The non-dash way to include this widget is to add two <script> tags: one with no src, just inline code, where you create a config object; and a second whose src is the widget code. If that’s all you need, I’d suggest a custom index string - see https://dash.plot.ly/external-resources, “Customizing Dash’s HTML Index Template” option 1, and add both of these to the <head> tag.

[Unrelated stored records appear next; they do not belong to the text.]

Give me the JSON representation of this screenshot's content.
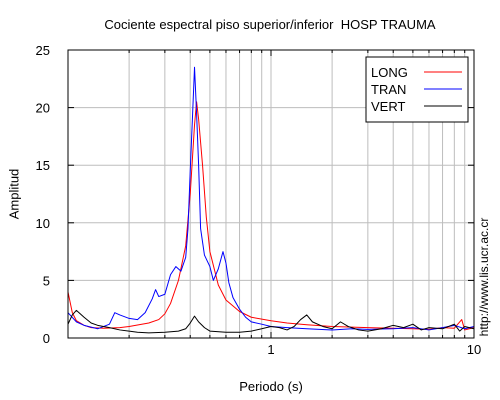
{
  "chart_data": {
    "type": "line",
    "title": "Cociente espectral piso superior/inferior  HOSP TRAUMA",
    "xlabel": "Periodo (s)",
    "ylabel": "Amplitud",
    "x_scale": "log",
    "xlim": [
      0.1,
      10
    ],
    "ylim": [
      0,
      25
    ],
    "xticks": [
      {
        "value": 1,
        "label": "1"
      },
      {
        "value": 10,
        "label": "10"
      }
    ],
    "yticks": [
      {
        "value": 0,
        "label": "0"
      },
      {
        "value": 5,
        "label": "5"
      },
      {
        "value": 10,
        "label": "10"
      },
      {
        "value": 15,
        "label": "15"
      },
      {
        "value": 20,
        "label": "20"
      },
      {
        "value": 25,
        "label": "25"
      }
    ],
    "grid": true,
    "legend_position": "top-right",
    "series": [
      {
        "name": "LONG",
        "color": "#ff0000",
        "points": [
          [
            0.1,
            4.0
          ],
          [
            0.105,
            2.2
          ],
          [
            0.11,
            1.5
          ],
          [
            0.12,
            1.1
          ],
          [
            0.13,
            0.9
          ],
          [
            0.15,
            0.85
          ],
          [
            0.18,
            0.9
          ],
          [
            0.2,
            1.0
          ],
          [
            0.25,
            1.3
          ],
          [
            0.28,
            1.6
          ],
          [
            0.3,
            2.1
          ],
          [
            0.32,
            3.0
          ],
          [
            0.35,
            5.0
          ],
          [
            0.38,
            8.0
          ],
          [
            0.4,
            12.5
          ],
          [
            0.42,
            18.5
          ],
          [
            0.43,
            20.5
          ],
          [
            0.44,
            19.0
          ],
          [
            0.46,
            15.0
          ],
          [
            0.48,
            10.5
          ],
          [
            0.5,
            7.5
          ],
          [
            0.55,
            4.6
          ],
          [
            0.6,
            3.3
          ],
          [
            0.7,
            2.3
          ],
          [
            0.8,
            1.8
          ],
          [
            1.0,
            1.5
          ],
          [
            1.2,
            1.3
          ],
          [
            1.5,
            1.15
          ],
          [
            2.0,
            1.0
          ],
          [
            3.0,
            0.9
          ],
          [
            4.0,
            0.85
          ],
          [
            5.0,
            0.8
          ],
          [
            6.0,
            0.75
          ],
          [
            7.0,
            0.9
          ],
          [
            8.0,
            0.85
          ],
          [
            8.7,
            1.6
          ],
          [
            9.0,
            0.7
          ],
          [
            10.0,
            0.9
          ]
        ]
      },
      {
        "name": "TRAN",
        "color": "#0000ff",
        "points": [
          [
            0.1,
            2.2
          ],
          [
            0.11,
            1.4
          ],
          [
            0.12,
            1.1
          ],
          [
            0.14,
            0.8
          ],
          [
            0.16,
            1.2
          ],
          [
            0.17,
            2.2
          ],
          [
            0.18,
            2.0
          ],
          [
            0.2,
            1.7
          ],
          [
            0.22,
            1.6
          ],
          [
            0.24,
            2.2
          ],
          [
            0.26,
            3.4
          ],
          [
            0.27,
            4.2
          ],
          [
            0.28,
            3.6
          ],
          [
            0.3,
            3.8
          ],
          [
            0.32,
            5.5
          ],
          [
            0.34,
            6.2
          ],
          [
            0.36,
            5.8
          ],
          [
            0.38,
            7.0
          ],
          [
            0.39,
            9.5
          ],
          [
            0.4,
            14.5
          ],
          [
            0.41,
            19.0
          ],
          [
            0.42,
            23.5
          ],
          [
            0.43,
            19.5
          ],
          [
            0.44,
            15.0
          ],
          [
            0.45,
            9.5
          ],
          [
            0.47,
            7.2
          ],
          [
            0.5,
            6.2
          ],
          [
            0.52,
            5.0
          ],
          [
            0.55,
            6.0
          ],
          [
            0.58,
            7.5
          ],
          [
            0.6,
            6.5
          ],
          [
            0.62,
            4.8
          ],
          [
            0.65,
            3.5
          ],
          [
            0.7,
            2.5
          ],
          [
            0.75,
            1.8
          ],
          [
            0.8,
            1.4
          ],
          [
            0.9,
            1.2
          ],
          [
            1.0,
            1.0
          ],
          [
            1.2,
            0.9
          ],
          [
            1.5,
            0.8
          ],
          [
            2.0,
            0.7
          ],
          [
            2.5,
            0.8
          ],
          [
            3.0,
            0.75
          ],
          [
            4.0,
            0.8
          ],
          [
            5.0,
            0.9
          ],
          [
            6.0,
            0.7
          ],
          [
            7.0,
            0.9
          ],
          [
            8.0,
            1.1
          ],
          [
            9.0,
            0.8
          ],
          [
            10.0,
            1.0
          ]
        ]
      },
      {
        "name": "VERT",
        "color": "#000000",
        "points": [
          [
            0.1,
            1.2
          ],
          [
            0.105,
            2.0
          ],
          [
            0.11,
            2.4
          ],
          [
            0.12,
            1.8
          ],
          [
            0.13,
            1.3
          ],
          [
            0.14,
            1.1
          ],
          [
            0.16,
            0.9
          ],
          [
            0.18,
            0.7
          ],
          [
            0.2,
            0.6
          ],
          [
            0.22,
            0.5
          ],
          [
            0.25,
            0.45
          ],
          [
            0.3,
            0.5
          ],
          [
            0.35,
            0.6
          ],
          [
            0.38,
            0.8
          ],
          [
            0.4,
            1.3
          ],
          [
            0.42,
            1.9
          ],
          [
            0.44,
            1.4
          ],
          [
            0.47,
            0.9
          ],
          [
            0.5,
            0.6
          ],
          [
            0.6,
            0.5
          ],
          [
            0.7,
            0.5
          ],
          [
            0.8,
            0.6
          ],
          [
            0.9,
            0.8
          ],
          [
            1.0,
            1.0
          ],
          [
            1.1,
            0.9
          ],
          [
            1.2,
            0.7
          ],
          [
            1.3,
            1.0
          ],
          [
            1.4,
            1.6
          ],
          [
            1.5,
            2.0
          ],
          [
            1.6,
            1.4
          ],
          [
            1.8,
            1.0
          ],
          [
            2.0,
            0.8
          ],
          [
            2.2,
            1.4
          ],
          [
            2.4,
            1.0
          ],
          [
            2.7,
            0.7
          ],
          [
            3.0,
            0.6
          ],
          [
            3.5,
            0.8
          ],
          [
            4.0,
            1.1
          ],
          [
            4.5,
            0.9
          ],
          [
            5.0,
            1.2
          ],
          [
            5.5,
            0.7
          ],
          [
            6.0,
            0.9
          ],
          [
            7.0,
            0.8
          ],
          [
            8.0,
            1.2
          ],
          [
            8.5,
            0.6
          ],
          [
            9.0,
            1.0
          ],
          [
            10.0,
            0.8
          ]
        ]
      }
    ]
  },
  "side_text": "http://www.lis.ucr.ac.cr"
}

But what’s not clear to me from your post is how that widget is supposed to know where in the page to render, and when? If you just want this widget above or below the dash components, you could presumably add a container for that to the custom index as well. But if what you’re going for is putting it somewhere mixed in among other dash components, the containers for these aren’t going to exist until well after the above scripts have executed - and due to callbacks these containers can be deleted and recreated arbitrarily - so something will need to tell the widget when and where to run as the page changes; that’s normally what dash components themselves are for, so if you want to do this, the right way is to make a custom component https://dash.plot.ly/plugins

Hi Alex, thanks very much for your reply. Just to confirm my understanding of what you said, assuming my app currently displays in the format of a 2 by 2 grid, where each grid has some component (charts, table etc), and I want the widget to appear in one of those grids. The only way for me to do that is by writing my own DCC?

Thanks

Felton

I wouldn’t say it’s the only way, but it’s definitely the preferred way.

I mean, assuming there’s a function like Dukascopy.Render(DOMElement) you could always pick a special ID like my-dukas and create your own script like:

var dukasInterval = setInterval(function() {
    var dukasEl = document.getElementById('my-dukas');
    if (!dukasEl) { return; }
    # do something to check if the chart has already rendered here
    var dukasClass = 'some-class-added-by-dukas-script';
    if (dukasEl.className && dukasEl.className.split(' ').indexOf(dukasClass) !== -1) { return; }

    # now we know this is a new element to be rendered into
    Dukascopy.Render(dukasEl);
}, 1000);

Then have your app.layout include html.Div(id='my-dukas') and once a second the above script would check if that element exists and needs a widget rendered into it. That would cover a lot of cases, but with a little bit of a funny UX (waiting a second with nothing rendered), no ability to edit the widget after creating it, and probably some funny cases where it would break, I don’t know.

Whereas making a custom component for this is a fully robust and extensible solution. It’s a little more work but would serve you much better in the long run.

Thanks Alex. Sounds like a lot more involved than I thought and above my coding knowledge to be honest. Appreciate the thought nonetheless.